Ей было все равно, мокро ли, холодно ли. Ее душевная боль была гораздо сильнее физической. Ей хотелось, чтобы ее смыло дождем, растворило и унесло с потоком грязной воды.
Катерина, уезжая из деревни тоже плакала. Ей не хотелось оставлять бабушку с дедушкой. Катя привыкла к вольной жизни. На ее глазах выросли пушистые цыплята, превратившись в оперившихся подростков; покраснели помидоры, за которыми она бережно ухаживала, а подсолнухи стали похожи на солнышки. Кате не хотелось ехать в городскую суету, к горячему асфальту и фальшивым улыбкам. Но там была ее жизнь, в городе ее ждала семья. И она наконец-то поняла, зачем родителям дом. Они хотели посадить подсолнухи и окружить своих детей солнцем со всех сторон.
Катерину провожал ее деревенский ухажер Егорка. Он принес целую охапку ромашек. Егорка нежно смотрел в Катины глаза, пытаясь разглядеть взаимность. Но та лукаво улыбнулась, послала воздушный поцелуй и растворилась в толпе. Ее летнее приключение закончилось.
Девочки учились жить. Каждая по-своему принимала превратности судьбы и ступала на дорогу, ведущую во взрослую жизнь. А куда приведет эта дорога, они еще не знали.
Приехав, Катерина стала звонить Наде. Она знала, что они приезжают в один день. Но телефон подруга не брала. Сто пять пропущенных. Такого еще не было. Катя нервно набирала знакомый номер снова и снова.
– Да, – наконец-то Катя услышала Надин голос.
– Надя, ты где? – нервно прокричала Катерина.
– Здесь, – безразлично ответила Надя
– Где здесь? Я к тебе приеду!
– Не надо… – Надя отключила телефон.
Ее не было дома уже сутки. Надя бродила по улицам. Как призрак, попавший из фильма про любовь в жестокое реалити-шоу.
– Что здесь происходит? – Катя открыла незапертую дверь Надиной квартиры.
Увиденное повергло ее в ужас. Квартира за десять дней превратилась в бомжатник. Стойкий запах перегара бил в нос и вызывал рвотный рефлекс. Не разуваясь, Катя прошла к окну и открыла его, свежий ветер подул в лицо, но это не спасло ситуацию. Катерина прошла в Надину комнату. Там было как после погрома или обыска: Галина Борисовна искала деньги. Нади там не было. Она не приходила домой. На диване в гостиной спало пьяное тело женщины, которую Надя называла мамой.
Катерина услышала шорох в дверях.
– Надя! – но там, покачиваясь, стоял Толик с новой дозой спиртного.
Катя подскочила к нему, выхватила пакет и шарахнула об пол. Вдребезги. Осколки полетели в разные стороны и едкий запах спирта наполнил квартиру.
– Алкаши, – кричала Катя, – алкаши! Куда вы дели Надю?
Толик угрюмо молчал. Очнувшаяся от шума Галина Борисовна, держась за диван, попыталась встать, но силы покинули пьяное тело.
Она выругалась матом.
Катя громко хлопнула дверью и вылетела наружу.
У подъезда на лавочке сидела Надя. Мокрая и еле живая.
– Наденька, Надюша, что с тобой? Где ты была? – при виде подруги Катя заплакала
– Искала выход, – прошептала Надя, – но выход один. Я устала.

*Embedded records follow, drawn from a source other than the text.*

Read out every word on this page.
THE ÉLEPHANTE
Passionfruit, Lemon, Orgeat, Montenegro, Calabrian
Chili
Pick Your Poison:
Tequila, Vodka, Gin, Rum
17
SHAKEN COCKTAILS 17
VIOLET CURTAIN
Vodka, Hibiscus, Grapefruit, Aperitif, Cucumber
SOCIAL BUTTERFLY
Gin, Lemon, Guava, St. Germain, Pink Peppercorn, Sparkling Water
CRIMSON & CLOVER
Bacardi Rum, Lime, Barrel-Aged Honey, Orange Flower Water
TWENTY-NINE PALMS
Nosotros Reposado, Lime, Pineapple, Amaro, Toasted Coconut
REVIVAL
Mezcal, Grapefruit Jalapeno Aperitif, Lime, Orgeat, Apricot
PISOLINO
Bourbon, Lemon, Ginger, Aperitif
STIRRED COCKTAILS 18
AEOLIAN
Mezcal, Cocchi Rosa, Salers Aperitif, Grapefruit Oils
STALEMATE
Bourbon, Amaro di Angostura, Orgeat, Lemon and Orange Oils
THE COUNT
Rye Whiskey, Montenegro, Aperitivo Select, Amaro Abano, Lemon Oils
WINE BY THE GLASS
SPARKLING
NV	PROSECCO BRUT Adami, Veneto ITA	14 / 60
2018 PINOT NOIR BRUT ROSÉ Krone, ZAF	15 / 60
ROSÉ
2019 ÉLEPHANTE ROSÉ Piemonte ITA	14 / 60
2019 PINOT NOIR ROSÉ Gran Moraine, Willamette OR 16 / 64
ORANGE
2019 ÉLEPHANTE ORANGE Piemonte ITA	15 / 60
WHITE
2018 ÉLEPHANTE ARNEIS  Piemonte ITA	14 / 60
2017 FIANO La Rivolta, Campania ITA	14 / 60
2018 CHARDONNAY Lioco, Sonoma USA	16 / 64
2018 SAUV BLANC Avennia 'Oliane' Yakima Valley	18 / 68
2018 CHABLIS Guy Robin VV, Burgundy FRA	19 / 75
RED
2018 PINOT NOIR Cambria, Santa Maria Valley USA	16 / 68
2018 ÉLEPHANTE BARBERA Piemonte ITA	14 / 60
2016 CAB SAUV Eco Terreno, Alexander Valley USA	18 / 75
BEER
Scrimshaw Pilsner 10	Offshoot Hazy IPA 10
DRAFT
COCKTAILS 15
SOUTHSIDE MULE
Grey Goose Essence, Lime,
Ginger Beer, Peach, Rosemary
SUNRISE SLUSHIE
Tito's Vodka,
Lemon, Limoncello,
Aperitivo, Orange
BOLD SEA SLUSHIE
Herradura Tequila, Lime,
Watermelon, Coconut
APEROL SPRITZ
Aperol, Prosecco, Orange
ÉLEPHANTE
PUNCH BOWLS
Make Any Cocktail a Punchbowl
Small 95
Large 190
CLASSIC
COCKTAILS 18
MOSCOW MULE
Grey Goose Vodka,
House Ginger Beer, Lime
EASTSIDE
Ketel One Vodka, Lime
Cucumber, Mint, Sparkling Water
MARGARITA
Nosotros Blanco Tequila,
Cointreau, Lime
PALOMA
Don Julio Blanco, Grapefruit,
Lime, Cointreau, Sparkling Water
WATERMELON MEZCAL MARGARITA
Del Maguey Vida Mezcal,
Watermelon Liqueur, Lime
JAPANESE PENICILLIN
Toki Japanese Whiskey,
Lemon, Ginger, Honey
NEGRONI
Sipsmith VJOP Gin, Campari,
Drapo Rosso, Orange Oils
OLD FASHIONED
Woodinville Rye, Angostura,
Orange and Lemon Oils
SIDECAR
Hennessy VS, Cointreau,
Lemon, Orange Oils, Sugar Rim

Надя всхлипывала, и откуда-то изнутри слышался стон. Она дышала, как раненый зверь, захлебывающийся кровью
– Такси, улица Павлова, дом тридцать четыре, – Катерина гладила подругу, – сейчас все будет хорошо. Потерпи.
– Она позвонила мне два раза. Два, – плакала Надя, – искала бутылку и деньги. А еще… еще…
– Надя, помолчи, – попросила Катя, – помолчи.
– А еще… Я сделала самую большую ошибку. Я больше никогда не буду… – Надя шептала как в бреду.
Подъехало такси, и две девочки, мокрые от дождя и слез, поехали туда, где тепло и пахнет добром.
– Мама, Надя поживет у нас, – заявила Катя с порога и повела Надюшу в свою комнату.
Она переодела Надю в сухое и уложила спать на свою кровать.